Madeira: Jardín Flotante
Por fin nos decidimos a realizar este maravilloso viaje, al jardín flotante o Isla de Madeira (Portugal). Lo primero que nos impresiono de Madeira (y no habíamos puesto aun los pies en ella) fue como el avión iba a aterrizar en una pista de tan limitado perímetro, menos mal que, como el vino de Madeira, sorprende a los no familiarizados. Madeira se encuentra en el Océano Atlántico a 990 km. al suroeste de Lisboa. Madeira es un grupo de islas que comprenden la gran isla de Madeira, la pequeña isla de Porto Santo y tres islotes deshabitados: Ilheu Chao, Deserta Grande e Ilheu de Bugio. Las islas presentan muchas colinas de origen volcánico y la costa es rocosa y abrupta con muchos desfiladeros de lava que van al mar. Su origen volcánico se puede ver en el interior que es bastante montañoso y con corrientes de lava que se pierden en los acantilados del litoral
Muy pronto nos encontramos alojados en la Capital, Funchal, único lugar de la isla donde están los hoteles y el turismo, fuera de ella Madeira es imaginable, incomparable, con una vida discreta, campesina y delicada, al mismo tiempo admirable y de ensueño.

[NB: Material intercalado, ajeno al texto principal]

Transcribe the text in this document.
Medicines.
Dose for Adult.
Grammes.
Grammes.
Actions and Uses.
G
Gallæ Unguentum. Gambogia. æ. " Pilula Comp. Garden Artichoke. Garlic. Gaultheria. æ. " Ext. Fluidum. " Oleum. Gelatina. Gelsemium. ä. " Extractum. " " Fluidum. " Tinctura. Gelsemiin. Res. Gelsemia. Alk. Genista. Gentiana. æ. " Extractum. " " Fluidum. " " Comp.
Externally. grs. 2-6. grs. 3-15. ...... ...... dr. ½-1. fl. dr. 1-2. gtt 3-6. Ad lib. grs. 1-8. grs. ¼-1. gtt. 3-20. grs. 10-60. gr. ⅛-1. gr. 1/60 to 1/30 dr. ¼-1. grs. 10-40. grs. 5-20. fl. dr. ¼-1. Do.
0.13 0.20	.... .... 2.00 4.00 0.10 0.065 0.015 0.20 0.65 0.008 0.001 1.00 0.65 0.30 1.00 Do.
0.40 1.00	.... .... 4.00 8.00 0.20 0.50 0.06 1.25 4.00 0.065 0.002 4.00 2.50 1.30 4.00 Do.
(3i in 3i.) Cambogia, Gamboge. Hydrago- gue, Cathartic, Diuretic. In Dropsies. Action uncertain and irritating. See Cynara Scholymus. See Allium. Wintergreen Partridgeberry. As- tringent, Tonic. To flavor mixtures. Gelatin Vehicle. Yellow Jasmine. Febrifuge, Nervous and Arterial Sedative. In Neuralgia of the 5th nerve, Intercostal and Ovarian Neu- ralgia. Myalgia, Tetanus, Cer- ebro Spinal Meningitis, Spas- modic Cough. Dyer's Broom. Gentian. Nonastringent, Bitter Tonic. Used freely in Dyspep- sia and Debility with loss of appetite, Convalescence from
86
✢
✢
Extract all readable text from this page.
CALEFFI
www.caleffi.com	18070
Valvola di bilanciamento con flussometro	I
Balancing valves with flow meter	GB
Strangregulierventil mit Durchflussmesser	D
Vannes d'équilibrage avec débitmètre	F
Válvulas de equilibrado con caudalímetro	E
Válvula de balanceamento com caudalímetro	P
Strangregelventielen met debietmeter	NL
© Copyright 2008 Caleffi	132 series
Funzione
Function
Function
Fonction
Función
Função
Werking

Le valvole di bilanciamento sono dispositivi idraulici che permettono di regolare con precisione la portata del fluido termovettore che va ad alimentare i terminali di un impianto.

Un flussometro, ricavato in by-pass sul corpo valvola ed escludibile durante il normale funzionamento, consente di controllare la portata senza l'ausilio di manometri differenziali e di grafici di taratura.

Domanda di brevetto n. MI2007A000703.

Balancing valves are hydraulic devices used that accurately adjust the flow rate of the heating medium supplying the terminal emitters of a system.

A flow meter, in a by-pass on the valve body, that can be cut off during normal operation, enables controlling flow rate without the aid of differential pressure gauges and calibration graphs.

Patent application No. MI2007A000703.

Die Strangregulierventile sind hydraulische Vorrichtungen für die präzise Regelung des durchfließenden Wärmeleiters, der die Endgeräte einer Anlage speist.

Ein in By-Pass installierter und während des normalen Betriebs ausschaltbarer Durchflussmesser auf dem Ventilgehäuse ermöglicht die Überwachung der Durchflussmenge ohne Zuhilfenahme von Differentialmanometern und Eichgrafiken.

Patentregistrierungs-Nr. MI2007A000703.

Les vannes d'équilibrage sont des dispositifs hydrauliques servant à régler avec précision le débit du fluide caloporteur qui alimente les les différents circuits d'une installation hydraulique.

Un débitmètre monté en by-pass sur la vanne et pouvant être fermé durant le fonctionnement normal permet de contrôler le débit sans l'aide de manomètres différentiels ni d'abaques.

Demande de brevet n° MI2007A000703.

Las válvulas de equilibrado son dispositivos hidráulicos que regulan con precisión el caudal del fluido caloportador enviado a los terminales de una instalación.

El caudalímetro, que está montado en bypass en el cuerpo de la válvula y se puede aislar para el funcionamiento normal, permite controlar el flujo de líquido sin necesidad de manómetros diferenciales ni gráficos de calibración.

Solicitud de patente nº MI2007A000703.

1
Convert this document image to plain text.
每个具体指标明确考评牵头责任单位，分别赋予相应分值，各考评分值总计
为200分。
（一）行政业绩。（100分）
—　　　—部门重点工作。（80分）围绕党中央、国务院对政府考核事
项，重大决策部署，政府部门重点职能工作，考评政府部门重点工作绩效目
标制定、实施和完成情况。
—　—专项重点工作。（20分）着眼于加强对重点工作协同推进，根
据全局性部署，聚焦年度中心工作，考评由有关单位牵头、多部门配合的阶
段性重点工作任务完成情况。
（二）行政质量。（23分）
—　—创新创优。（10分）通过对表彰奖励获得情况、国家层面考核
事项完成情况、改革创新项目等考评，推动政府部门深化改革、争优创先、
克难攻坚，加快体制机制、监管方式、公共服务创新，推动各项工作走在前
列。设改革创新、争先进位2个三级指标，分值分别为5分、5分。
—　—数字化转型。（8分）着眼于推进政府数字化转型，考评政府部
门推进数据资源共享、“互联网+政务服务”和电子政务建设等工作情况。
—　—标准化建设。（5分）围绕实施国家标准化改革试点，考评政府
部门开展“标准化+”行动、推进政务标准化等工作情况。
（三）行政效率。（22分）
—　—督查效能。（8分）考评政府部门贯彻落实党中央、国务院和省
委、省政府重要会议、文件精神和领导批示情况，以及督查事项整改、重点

De Funchal no se puede uno olvidar del bello y dulce jardín de Sta. Catalina, la pintoresca Plaça do Monicipio, el Sé (Catedral del siglo XV); la Quinta das Cruzes y el Museu de Arte Sacra. Además se pueden visitar la Casa de los Vinos y probar los caldos locales, Los vinos de Madeira son muy conocidos, entre ellos se encuentran el Malvasia, un vino muy dulce, bual y sercea que son vinos secos.
No olvidar el curioso Mercado de los Labradores, donde están las primeras frutas y verduras exóticas, así como la especialidad de la Isla, el pez espada, que mide un metro de longitud y que vive en grandes profundidades, solo se captura en Madeira y Japón, con sus grandes ojos y afilados dientes, parece poco apetitoso, pero es un autentico manjar, por cierto en este mercado las vendedoras de flores (flores a cientos y una exquisita variedad) van encaramadas con el traje tradicional de la isla, conservando la autenticidad del carácter acogedor y entrañable, dándole un colorido incomparable al mercado, espectacular sin duda.
No irse de la isla sin disfrutar del autentico sabor de los platos típicos como son: la sopa de tomate e cebola (sopa de tomate y cebolla), caldeirada (sopa de pescado), bife de atum e milho frito (atún con maíz frito) carne em vinha d'alho (puerco agridulce con ajo), espetada (plato hecho a base de pescado fresco) y bolo de mel (pastel de miel de Madeira) todo un lujo y placer para el paladar.
El jardín botánico es, todo él, un monumento, con infinidad de matices. Por supuesto estuvimos en Santana, un pueblo que ofrece a los visitantes, las ultimas casa típicas de la Isla, vamos, de armonía solemne con la espesa vegetación. No hay que olvidar el único jardín de Europa dedicado a las orquídeas.
A diez km. De Funchal, esta Camacha, cuajado de bosques compactos de álamos. Pero realmente donde te olvidas de donde estas es en Ponta de Sâo Lourenço, escarpados e inaccesibles acantilados con gaviotas y alcatraces. No se trata de descubrirlo al azahar hay que saborearlo. Por cierto, si se quiere disfrutar de un día de playa, en Madeira desde luego no será, hay que trasladarse a otra isla cercana llamada Porto Santo. En la carretera de Seiral, hay tramos de lo más excitante, en varios puntos el agua de los riscos cae sobre la carretera, atravesando un autentico paraíso de cascadas de agua, fabuloso. Como no puedo decirle adiós a esta isla: OBRIGADO MADEIRA.